Afinidade é a adivinhação de essências não conhecidas 
nem pelas pessoas que as tem. 

Por prescindir do tempo e ser a ele superior, 
a afinidade vence a morte, porque cada um de nós traz afinidades 
ancestrais com a experiência da espécie no inconsciente.
Ela se prolonga nas células dos que nascem de nós, 
para encontrar sintonias futuras nas quais estaremos presentes. 
Sensível é a afinidade.
É exigente, apenas de que as pessoas evoluam parecido.
Que a erosão, amadurecimento ou aperfeiçoamento sejam do mesmo grau, 
porque o que define a afinidade é a sua existência também depois. 

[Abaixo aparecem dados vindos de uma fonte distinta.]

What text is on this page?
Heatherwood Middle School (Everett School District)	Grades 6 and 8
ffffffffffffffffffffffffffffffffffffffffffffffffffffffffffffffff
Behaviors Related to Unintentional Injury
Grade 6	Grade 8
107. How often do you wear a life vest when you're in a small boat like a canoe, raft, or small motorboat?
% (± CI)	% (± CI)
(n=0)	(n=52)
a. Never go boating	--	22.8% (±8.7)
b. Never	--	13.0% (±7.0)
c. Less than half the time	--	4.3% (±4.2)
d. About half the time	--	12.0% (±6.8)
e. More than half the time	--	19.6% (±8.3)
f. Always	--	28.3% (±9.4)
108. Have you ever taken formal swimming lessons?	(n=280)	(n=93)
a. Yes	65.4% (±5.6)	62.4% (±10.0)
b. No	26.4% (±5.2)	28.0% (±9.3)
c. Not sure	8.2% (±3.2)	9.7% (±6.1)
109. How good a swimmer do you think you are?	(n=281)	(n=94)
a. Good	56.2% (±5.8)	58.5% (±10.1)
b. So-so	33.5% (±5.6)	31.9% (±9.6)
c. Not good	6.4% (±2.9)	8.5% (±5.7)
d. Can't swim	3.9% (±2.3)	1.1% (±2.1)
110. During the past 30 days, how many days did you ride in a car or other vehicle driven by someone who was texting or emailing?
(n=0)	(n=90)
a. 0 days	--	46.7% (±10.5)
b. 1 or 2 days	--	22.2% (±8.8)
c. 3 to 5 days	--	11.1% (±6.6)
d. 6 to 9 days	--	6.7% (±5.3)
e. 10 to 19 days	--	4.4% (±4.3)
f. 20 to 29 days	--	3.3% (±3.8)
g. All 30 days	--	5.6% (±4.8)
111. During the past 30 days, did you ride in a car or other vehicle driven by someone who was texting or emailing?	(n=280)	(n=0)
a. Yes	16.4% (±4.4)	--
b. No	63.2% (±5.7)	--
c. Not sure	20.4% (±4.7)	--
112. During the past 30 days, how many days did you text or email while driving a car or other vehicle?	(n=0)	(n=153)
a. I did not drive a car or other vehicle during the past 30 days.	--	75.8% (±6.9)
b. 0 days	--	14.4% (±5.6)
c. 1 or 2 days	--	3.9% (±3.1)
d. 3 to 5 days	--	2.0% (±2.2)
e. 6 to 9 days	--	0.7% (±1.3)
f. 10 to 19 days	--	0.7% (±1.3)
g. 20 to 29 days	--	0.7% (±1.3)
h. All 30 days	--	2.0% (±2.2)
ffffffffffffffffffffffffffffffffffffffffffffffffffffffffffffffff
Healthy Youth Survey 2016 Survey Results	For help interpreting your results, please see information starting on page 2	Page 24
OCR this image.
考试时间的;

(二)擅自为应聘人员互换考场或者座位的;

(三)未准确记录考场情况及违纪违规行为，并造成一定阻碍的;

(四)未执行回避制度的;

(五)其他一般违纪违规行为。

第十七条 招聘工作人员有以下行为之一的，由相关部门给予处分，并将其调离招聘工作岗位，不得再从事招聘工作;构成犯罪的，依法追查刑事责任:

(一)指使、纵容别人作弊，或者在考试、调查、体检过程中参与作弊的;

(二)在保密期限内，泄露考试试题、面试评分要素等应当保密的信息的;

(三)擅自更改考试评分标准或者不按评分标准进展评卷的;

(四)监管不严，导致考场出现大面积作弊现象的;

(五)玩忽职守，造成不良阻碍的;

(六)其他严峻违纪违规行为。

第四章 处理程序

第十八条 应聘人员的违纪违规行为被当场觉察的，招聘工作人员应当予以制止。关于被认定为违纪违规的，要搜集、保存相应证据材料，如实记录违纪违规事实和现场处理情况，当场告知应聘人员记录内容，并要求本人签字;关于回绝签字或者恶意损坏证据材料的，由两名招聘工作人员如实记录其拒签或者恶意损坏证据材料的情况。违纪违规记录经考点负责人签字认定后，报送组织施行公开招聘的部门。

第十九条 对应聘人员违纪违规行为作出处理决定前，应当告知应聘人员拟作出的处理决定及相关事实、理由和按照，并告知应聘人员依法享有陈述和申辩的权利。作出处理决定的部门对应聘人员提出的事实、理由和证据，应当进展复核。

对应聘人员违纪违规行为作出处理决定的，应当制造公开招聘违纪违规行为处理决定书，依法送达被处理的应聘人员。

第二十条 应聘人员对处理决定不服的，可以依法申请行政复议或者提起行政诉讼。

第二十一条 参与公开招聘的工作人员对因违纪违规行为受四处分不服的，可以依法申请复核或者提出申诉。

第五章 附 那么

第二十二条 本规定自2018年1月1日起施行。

Aquele ou aquela de quem você foi tão amigo ou amado, e anos depois 
encontra com saudade ou alegria, mas percebe que não vai conseguir 
restituir o clima afetivo de antes,
é alguém com quem a afinidade foi temporária.
E afinidade real não é temporária. É supratemporal.
Nada mais doloroso que contemplar afinidade morta, 
ou a ilusão de que as vivências daquela época eram afinidade.
A pessoa mudou, transformou-se por outros meios.
A vida passou por ela e fez tempestades, chuvas, 
plantios de resultado diverso. 

Afinidade é ter perdas semelhantes e iguais esperanças, 
é conversar no silêncio, tanto das possibilidades exercidas,
quantos das impossibilidades vividas. 

Afinidade é retomar a relação do ponto em que parou, 
sem lamentar o tempo da separação.
Porque tempo e separação nunca existiram.
Foram apenas a oportunidade dada (tirada) pela vida,
para que a maturação comum pudesse se dar.
E para que cada pessoa pudesse e possa ser, cada vez mais,
a expressão do outro sob a forma ampliada e 
refletida do eu individual aprimorado.